Le numéro un mondial du luxe LVMH (Louis Vuitton, Dior, Celine, Moët Hennessy) a annoncé jeudi une chute de 22% de son bénéfice net au premier semestre, à 5,7 milliards d’euros, dans un contexte «économique et géopolitique perturbé».

Les ventes ont reculé de 4% sur le premier semestre à 39,8 milliards d’euros mais «LVMH fait preuve de solidité dans le contexte actuel», estime le PDG Bernard Arnault, cité dans le communiqué du groupe. «Nous abordons la seconde partie de l’année avec une grande vigilance et je suis confiant dans le formidable potentiel de LVMH à long terme», ajoute-t-il.

Côté rentabilité, la marge opérationnelle baisse de près de 3 points à 22,6%, contre 25,5% au premier semestre 2024.

«On a une demande locale qui reste solide en Europe et aux Etats-Unis et on a une amélioration séquentielle de la demande des Chinois en Chine», a déclaré la directrice financière Cécile Cabanis lors d’un échange avec les agences de presse.

«Des effets de change ont entrainé une baisse de la demande extrêmement forte» de la part des touristes chinois en visite au Japon, a-t-elle ajouté.

Sur le semestre, les ventes de la division phare Mode et maroquinerie ont baissé de 8% à 19,1 milliards d’euros - avec un recul des ventes au deuxième trimestre de 19%. La division fait «preuve néanmoins d’une bonne résistance auprès des clientèles locales et alors que le premier semestre 2024 bénéficiait de la forte croissance des achats touristiques, notamment au Japon», selon le groupe.

Du côté des Vins et spiritueux, les ventes reculent de 8% à 2,59 milliards d’euros, plombées par «l’impact sur la clientèle des tensions commerciales pesant sur les marchés clés américain et chinois», selon le communiqué, en raison des conflits sur les droits de douane.

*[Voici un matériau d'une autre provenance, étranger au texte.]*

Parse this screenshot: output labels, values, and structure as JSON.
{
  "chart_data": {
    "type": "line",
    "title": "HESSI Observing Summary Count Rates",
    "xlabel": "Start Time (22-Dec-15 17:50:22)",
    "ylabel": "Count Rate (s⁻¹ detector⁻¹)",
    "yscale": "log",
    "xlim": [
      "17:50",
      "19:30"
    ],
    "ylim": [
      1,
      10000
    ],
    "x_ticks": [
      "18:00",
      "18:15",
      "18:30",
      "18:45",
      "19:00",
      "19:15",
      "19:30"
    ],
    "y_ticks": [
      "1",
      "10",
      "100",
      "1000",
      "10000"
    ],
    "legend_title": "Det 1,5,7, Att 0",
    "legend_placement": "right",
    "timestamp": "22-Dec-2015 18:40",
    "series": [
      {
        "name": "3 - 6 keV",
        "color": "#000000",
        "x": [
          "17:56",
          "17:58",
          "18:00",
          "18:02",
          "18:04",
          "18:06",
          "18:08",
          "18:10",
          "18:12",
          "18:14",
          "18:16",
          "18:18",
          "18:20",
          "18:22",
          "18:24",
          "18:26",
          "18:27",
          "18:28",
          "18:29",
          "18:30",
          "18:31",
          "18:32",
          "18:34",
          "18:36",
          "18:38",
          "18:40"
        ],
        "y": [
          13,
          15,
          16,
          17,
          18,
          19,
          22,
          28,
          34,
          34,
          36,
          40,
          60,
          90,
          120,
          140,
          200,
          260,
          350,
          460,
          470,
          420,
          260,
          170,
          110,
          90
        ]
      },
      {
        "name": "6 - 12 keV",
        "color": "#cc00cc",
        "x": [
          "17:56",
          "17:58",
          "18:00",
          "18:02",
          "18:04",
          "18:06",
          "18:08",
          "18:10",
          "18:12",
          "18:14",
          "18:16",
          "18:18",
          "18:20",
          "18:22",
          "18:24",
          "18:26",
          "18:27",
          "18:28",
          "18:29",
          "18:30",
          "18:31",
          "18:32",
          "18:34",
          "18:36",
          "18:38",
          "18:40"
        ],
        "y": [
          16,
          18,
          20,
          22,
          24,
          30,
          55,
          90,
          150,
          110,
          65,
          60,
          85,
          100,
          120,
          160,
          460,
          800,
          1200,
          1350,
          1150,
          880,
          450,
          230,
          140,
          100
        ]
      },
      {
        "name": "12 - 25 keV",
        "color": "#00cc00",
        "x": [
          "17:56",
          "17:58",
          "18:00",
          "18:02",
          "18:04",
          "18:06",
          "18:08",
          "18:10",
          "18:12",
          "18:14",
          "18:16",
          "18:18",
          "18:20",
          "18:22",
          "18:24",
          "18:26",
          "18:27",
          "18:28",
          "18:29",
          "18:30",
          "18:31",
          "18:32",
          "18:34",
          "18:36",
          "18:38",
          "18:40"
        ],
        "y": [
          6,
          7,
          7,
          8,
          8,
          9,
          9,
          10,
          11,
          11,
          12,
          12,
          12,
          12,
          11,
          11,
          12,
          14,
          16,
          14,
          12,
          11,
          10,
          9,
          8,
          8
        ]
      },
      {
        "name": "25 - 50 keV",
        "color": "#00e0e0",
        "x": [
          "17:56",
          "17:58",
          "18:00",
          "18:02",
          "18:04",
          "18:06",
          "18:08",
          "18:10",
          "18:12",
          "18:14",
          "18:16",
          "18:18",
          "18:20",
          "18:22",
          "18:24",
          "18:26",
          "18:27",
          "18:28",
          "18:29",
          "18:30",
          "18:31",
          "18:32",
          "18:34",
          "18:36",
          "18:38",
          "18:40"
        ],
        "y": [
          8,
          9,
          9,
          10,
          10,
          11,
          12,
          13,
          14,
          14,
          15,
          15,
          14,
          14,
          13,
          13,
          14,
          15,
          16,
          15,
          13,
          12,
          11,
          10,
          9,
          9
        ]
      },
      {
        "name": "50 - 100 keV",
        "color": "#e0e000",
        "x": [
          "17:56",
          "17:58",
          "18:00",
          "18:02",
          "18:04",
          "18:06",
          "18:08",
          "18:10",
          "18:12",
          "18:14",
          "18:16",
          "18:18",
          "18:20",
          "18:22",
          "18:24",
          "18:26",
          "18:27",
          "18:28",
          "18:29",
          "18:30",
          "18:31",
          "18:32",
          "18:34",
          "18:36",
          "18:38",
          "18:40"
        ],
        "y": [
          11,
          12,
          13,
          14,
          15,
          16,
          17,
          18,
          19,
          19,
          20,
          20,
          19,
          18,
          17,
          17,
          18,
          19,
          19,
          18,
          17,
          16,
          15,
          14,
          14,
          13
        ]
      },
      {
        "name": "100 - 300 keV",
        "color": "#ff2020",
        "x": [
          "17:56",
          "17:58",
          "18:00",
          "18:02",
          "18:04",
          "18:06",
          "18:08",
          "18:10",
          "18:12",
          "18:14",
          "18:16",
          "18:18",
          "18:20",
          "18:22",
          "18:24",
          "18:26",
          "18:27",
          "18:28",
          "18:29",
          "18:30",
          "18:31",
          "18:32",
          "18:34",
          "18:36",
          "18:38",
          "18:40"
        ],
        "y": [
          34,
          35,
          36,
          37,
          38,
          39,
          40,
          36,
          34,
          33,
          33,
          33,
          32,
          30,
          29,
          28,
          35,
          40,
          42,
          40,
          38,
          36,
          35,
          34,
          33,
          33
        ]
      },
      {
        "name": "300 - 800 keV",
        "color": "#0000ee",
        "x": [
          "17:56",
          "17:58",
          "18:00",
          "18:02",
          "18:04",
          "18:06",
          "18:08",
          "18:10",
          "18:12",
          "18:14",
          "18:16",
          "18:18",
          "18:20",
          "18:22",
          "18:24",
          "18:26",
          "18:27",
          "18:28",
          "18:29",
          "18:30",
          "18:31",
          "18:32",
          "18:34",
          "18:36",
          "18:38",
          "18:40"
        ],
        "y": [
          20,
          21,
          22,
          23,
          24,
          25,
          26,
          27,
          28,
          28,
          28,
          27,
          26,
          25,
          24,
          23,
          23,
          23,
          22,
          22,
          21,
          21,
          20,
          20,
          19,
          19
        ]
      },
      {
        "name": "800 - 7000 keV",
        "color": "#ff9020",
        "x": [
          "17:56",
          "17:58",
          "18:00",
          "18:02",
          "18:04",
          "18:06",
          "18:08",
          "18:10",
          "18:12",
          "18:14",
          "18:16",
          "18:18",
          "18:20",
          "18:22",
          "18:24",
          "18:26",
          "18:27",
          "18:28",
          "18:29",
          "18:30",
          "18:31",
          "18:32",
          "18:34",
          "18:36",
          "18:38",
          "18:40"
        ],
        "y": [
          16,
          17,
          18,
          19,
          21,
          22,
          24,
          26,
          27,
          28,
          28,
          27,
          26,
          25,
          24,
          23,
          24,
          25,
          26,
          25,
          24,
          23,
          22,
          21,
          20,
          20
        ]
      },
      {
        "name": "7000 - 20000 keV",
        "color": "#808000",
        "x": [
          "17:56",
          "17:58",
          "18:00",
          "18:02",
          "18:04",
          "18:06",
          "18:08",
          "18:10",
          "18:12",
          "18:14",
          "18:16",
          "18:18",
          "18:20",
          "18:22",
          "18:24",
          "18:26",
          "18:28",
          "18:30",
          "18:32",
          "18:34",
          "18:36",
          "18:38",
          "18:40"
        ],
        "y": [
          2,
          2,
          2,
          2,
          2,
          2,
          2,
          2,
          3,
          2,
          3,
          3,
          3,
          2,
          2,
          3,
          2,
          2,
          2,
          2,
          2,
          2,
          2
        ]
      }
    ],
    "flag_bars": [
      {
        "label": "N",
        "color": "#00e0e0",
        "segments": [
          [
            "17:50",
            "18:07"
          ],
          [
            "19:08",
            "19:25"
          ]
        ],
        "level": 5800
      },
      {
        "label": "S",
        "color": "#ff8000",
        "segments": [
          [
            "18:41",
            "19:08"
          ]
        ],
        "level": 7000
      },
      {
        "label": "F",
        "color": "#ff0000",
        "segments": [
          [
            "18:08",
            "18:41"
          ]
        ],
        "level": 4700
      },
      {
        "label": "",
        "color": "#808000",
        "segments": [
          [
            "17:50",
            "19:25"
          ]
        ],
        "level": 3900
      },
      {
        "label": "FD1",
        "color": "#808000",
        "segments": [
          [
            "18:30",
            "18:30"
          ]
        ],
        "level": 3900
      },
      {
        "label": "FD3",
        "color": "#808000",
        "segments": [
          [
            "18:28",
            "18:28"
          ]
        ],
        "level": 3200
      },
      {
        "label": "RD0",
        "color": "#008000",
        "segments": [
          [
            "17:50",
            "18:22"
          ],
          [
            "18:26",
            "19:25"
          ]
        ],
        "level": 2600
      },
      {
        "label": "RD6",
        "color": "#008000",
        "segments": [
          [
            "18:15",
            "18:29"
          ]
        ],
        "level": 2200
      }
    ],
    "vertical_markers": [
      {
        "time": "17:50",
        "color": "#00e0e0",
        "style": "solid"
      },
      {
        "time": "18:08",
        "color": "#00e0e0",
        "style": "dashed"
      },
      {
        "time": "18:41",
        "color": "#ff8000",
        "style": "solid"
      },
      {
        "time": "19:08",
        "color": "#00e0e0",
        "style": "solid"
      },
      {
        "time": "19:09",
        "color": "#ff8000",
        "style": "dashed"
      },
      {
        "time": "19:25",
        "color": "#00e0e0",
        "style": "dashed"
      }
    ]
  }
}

Dans une interview au Figaro, Bernard Arnault se dit satisfait des accords sur le cognac passés avec la Chine, qui aboutissent pour LVMH à «augmenter d’environ 10% nos prix de vente». «C’est très important car les Etats-Unis et la Chine représentent 80% des débouchés pour le cognac», souligne-t-il.

Les ventes de la division Montres et joaillerie s’érodent légèrement de 1% à 5,09 milliards d’euros avec «une croissance sur la joaillerie et une décroissance sur les montres», selon Mme Cabanis.

Les Parfums et Cosmétiques sont en léger repli, de 1% à 4,08 milliards d’euros.

Quant à la Distribution sélective, ses ventes restent stables à 8,6 milliards d’euros. Elles sont tirées par Sephora qui continue de progresser - et dont la marge opérationnelle est de 10%, selon Bernard Arnault.

Chez DFS (le «duty free»), l’autre pilier de cette division, «des mesures de réduction des coûts et de rationalisation des opérations, avec notamment l’arrêt de l’activité de la Galleria de Venise, permettent une amélioration de la rentabilité malgré un niveau d’activité encore pénalisé par la conjoncture internationale», selon LVMH.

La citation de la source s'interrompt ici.